A visit to my local electrical store the other day got me thinking about how satisfying it can be to get a good deal, but also how difficult it can be to avoid some of the pitfalls while negotiating it.
Though I’m not usually the type of person who gets caught up in a craze, I finally gave in and decided to get myself an iPad I thought now would be a good time to invest in one, finally convincing myself that this is something I must have. I also needed a new laptop after the death of my hard drive this week. In the present economic climate I figured that going in with the intention to purchase these two items would get me a good deal, after all, both involved a significant outlay.
The problem was my attempt to confuse the salesperson was met with an equally clever attempt to confuse me. What started as a simple attempt to get a discount turned into a battle of wills and the introduction of a host of additional products I didn’t need but which were being “thrown in” to sweeten the deal. The smiling salesperson came back with what he said was “the deal of the century.”
Knowing there is no such thing, after more haggling I managed to get a further 18% discount as well as a case and some cleaner which I didn’t really need but was nice to have.
This experience got me thinking, if this is what you get in a shop how hard can it be for entrepreneurs who manage to get their idea in front of a business angel and then have to go through all the negotiating to get a good deal? For those who are financially astute and good at mental arithmetic this shouldn’t be a problem, but what if you are an inventor who wants funding to get a product to market, but who lacks valuable skills when it comes to negotiating a good deal?
Business angels will invariably want a decent piece of the action in the form of an equity stake that will eat into any money the entrepreneur will make. Many will of course throw you an array of added benefits from their involvement including mentoring, ‘the contacts to make it happen’, experience in your industry sector etc etc. but don’t forget that like the salesperson in the electrical store, they will be looking to make a bit of money out of you and your idea in the process.
The words business angel conjures up a cosy image of someone who only wants to help, but given the risks they take with early stage companies, can these business angels really be in it just to help out? Of course not! They are little different from your average salesperson on a commission.
A quick browse on the Internet will reveal some cautionary tales about inventors who have fallen victim to greedy investors out to exploit them. One unfortunate inventor/entrepreneur managed to walk away with some investment from the online version of Dragon’s Den, fantastic! He might have thought, but having arrived with the intention of only giving away 20% equity, he left the Den after giving away a staggering 70%!
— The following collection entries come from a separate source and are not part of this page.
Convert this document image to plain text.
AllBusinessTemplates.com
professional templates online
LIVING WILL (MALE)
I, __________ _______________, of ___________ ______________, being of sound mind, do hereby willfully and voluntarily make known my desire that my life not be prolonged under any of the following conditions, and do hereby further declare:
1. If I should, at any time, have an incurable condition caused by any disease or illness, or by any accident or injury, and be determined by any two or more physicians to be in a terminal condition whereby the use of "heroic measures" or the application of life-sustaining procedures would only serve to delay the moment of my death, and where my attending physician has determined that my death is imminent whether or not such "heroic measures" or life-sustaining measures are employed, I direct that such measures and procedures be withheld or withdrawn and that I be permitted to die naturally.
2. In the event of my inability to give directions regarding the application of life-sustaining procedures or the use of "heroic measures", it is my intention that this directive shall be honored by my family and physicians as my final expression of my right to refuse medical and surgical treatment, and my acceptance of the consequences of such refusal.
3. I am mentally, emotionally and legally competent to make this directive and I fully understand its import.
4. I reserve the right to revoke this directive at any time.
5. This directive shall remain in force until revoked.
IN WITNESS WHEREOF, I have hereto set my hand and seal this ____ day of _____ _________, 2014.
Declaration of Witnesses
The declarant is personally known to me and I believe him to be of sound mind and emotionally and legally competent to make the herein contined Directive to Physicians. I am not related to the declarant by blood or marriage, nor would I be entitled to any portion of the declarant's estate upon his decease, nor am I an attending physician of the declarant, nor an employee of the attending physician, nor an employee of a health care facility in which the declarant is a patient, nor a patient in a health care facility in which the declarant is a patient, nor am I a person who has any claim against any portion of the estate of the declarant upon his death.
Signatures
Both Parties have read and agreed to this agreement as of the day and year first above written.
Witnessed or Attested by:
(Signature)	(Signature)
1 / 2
This highlights one very important skill an entrepreneur needs to be successful – the ability to negotiate.
Negotiating a good deal on everything relating to your business is essential and this includes those times when you need to source funding for your business. It is important to be single minded in your approach and not be influenced or confused by the promise of added benefits that will steer you away from your original intentions.
If you really need funding for your business you must also have enough belief in your idea to walk away if the deal isn’t right for you, whether or not it is funding from a business angel. If your business angel or group of angel investors really believe in your idea, you can and will negotiate fair terms.